A previous monograph, based on ESRC-funded research in 2002-3, shows how mutually constitutive discourses about the ownership, use, and governance of land reveal contradictory understandings of custom, community and citizenship:2007. Gaining ground? "Rights" and "property" in South African land reform. London: Routledge.
A related book, with a comparative remit, is Fay, Derrick and James, Deborah (2008) The anthropology of land restitution: an introduction. In: Fay, Derrick and James, Deborah , (eds.) The rights and wrongs of land restitution: 'restoring what was ours'. Routledge, London, UK, pp. 1-24. ISBN 9780415461085
Exploring the relationship between anthropologists' ethnographic investigations and the lived social worlds in which these originate, I was co-editor with Christina Toren and Evie Plaice of 2010 Culture Wars: Context, Models and Anthropologists' Accounts. Berghahn Books.

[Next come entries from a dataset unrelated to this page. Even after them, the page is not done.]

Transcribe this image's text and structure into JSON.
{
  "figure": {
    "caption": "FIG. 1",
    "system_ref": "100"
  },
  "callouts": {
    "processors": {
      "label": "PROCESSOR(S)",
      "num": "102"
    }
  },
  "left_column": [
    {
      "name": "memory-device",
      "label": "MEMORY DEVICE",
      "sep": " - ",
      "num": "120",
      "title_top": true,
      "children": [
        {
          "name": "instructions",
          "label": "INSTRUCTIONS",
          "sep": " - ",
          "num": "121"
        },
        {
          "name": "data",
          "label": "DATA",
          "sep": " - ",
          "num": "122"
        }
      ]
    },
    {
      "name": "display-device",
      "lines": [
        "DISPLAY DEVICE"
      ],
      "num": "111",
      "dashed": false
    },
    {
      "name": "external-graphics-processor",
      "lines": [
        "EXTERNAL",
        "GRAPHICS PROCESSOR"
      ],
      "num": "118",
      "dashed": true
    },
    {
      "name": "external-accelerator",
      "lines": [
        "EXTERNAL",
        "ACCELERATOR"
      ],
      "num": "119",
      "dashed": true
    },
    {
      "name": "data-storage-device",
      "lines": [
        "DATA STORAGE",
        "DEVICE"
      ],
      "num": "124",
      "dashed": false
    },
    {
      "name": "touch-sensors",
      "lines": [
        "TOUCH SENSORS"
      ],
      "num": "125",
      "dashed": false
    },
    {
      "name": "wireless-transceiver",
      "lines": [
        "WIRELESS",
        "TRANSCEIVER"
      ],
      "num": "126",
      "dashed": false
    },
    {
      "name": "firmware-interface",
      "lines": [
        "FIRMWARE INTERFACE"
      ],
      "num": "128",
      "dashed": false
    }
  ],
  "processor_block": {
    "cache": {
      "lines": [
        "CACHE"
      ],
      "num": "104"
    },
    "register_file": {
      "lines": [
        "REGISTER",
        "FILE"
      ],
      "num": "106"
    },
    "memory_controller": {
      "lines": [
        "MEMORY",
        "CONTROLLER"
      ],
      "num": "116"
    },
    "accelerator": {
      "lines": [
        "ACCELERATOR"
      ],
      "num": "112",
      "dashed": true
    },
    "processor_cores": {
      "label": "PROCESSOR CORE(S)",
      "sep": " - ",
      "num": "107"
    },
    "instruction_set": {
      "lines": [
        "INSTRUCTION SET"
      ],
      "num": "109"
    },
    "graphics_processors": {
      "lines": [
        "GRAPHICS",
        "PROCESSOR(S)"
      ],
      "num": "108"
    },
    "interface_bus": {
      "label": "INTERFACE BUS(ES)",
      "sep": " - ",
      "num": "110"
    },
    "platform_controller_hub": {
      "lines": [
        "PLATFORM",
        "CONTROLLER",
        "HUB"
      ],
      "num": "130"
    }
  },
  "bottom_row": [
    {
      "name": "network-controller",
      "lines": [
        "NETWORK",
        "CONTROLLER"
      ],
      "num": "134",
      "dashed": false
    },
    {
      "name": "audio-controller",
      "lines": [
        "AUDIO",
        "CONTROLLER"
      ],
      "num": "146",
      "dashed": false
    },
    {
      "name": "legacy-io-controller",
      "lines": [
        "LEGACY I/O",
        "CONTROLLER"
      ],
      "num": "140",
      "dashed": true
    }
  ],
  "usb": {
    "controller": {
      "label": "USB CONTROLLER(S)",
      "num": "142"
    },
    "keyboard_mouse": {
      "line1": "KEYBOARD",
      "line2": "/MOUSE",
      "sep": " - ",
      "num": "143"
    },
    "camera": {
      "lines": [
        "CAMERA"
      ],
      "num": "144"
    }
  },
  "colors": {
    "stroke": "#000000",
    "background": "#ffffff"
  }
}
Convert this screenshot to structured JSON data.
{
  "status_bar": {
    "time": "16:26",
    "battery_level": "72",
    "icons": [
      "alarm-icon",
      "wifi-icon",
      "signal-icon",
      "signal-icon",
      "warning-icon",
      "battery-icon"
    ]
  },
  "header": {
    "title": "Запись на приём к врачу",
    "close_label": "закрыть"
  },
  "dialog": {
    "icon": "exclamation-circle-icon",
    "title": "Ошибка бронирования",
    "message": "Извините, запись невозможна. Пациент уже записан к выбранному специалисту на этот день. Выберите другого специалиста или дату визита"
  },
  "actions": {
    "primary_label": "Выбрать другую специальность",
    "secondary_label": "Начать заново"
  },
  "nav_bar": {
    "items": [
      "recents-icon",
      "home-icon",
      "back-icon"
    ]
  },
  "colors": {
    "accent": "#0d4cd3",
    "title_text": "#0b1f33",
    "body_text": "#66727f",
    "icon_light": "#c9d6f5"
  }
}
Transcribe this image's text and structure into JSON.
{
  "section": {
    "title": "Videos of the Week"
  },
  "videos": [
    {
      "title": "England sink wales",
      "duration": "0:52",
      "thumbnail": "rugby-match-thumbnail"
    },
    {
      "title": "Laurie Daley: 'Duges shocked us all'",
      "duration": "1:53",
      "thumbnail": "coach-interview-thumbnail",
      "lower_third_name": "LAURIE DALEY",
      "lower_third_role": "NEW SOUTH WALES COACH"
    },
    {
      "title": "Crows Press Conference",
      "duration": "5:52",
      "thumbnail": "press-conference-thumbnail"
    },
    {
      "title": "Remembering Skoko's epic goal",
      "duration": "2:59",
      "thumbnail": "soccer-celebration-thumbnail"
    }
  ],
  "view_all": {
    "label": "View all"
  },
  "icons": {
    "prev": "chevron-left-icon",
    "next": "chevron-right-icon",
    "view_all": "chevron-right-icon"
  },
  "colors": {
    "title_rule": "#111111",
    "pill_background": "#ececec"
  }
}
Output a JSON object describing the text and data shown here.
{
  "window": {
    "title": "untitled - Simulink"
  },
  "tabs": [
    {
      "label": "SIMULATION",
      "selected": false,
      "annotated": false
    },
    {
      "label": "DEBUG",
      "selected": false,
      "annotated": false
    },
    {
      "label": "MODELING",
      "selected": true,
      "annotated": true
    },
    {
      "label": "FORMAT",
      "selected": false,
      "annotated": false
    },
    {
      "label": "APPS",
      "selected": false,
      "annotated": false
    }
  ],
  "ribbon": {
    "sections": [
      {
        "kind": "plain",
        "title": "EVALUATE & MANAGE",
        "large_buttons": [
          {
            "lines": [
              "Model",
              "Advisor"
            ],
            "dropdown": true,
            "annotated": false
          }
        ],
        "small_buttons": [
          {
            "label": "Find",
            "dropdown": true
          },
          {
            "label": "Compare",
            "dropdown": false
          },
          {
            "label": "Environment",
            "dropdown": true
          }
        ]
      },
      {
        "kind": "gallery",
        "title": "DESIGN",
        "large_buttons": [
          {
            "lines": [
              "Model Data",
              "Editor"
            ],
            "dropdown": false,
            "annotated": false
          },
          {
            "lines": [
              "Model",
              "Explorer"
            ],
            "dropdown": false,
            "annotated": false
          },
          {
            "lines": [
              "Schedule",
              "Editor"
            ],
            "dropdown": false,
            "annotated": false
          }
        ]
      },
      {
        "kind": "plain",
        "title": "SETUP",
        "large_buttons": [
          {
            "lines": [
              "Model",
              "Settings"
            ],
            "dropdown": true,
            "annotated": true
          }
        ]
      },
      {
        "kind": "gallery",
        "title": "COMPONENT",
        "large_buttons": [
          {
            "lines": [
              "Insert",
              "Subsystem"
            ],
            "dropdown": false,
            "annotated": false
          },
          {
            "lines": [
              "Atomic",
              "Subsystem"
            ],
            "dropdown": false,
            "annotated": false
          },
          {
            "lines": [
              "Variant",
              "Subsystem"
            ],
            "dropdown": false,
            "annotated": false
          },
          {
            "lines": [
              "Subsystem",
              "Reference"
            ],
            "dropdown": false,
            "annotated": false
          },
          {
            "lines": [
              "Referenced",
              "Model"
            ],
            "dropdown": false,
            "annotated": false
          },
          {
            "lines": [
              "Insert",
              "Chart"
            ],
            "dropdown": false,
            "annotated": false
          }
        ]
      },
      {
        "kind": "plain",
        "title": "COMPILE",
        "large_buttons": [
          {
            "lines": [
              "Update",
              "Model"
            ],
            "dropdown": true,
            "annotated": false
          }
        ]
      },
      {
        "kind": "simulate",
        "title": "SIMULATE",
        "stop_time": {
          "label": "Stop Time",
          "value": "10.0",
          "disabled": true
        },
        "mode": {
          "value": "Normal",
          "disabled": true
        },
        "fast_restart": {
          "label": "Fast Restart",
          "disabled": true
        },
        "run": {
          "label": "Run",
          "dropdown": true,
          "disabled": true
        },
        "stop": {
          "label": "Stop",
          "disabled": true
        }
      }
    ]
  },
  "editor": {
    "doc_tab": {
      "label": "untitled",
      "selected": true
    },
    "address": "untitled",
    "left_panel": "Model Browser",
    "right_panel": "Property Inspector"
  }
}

My earlier research focused on ethnicity, migration, and musical performance: it showed how women migrants from the Northern Province defined themselves as ethnic subjects through song and musical performance.1999. Songs of the women migrants: Performance and identity in South Africa. Edinburgh: Edinburgh University Press.
I am also interested in comparative insights into the state, law, civil society, and religion in postcolonial settings, and was co-editor of a volume exploring these topics in Indonesia and South Africa.2003. (with Albert Schrauwers) An Apartheid of souls: Dutch and Afrikaner colonialism and its aftermath in Indonesia and South Africa: an Introduction. In An Apartheid of souls: Dutch colonialism and its aftermath in Indonesia and South Africa, D. James and A. Schrauwers (eds). [Special issue, Itinerario: European Journal of Overseas History27(3/4).]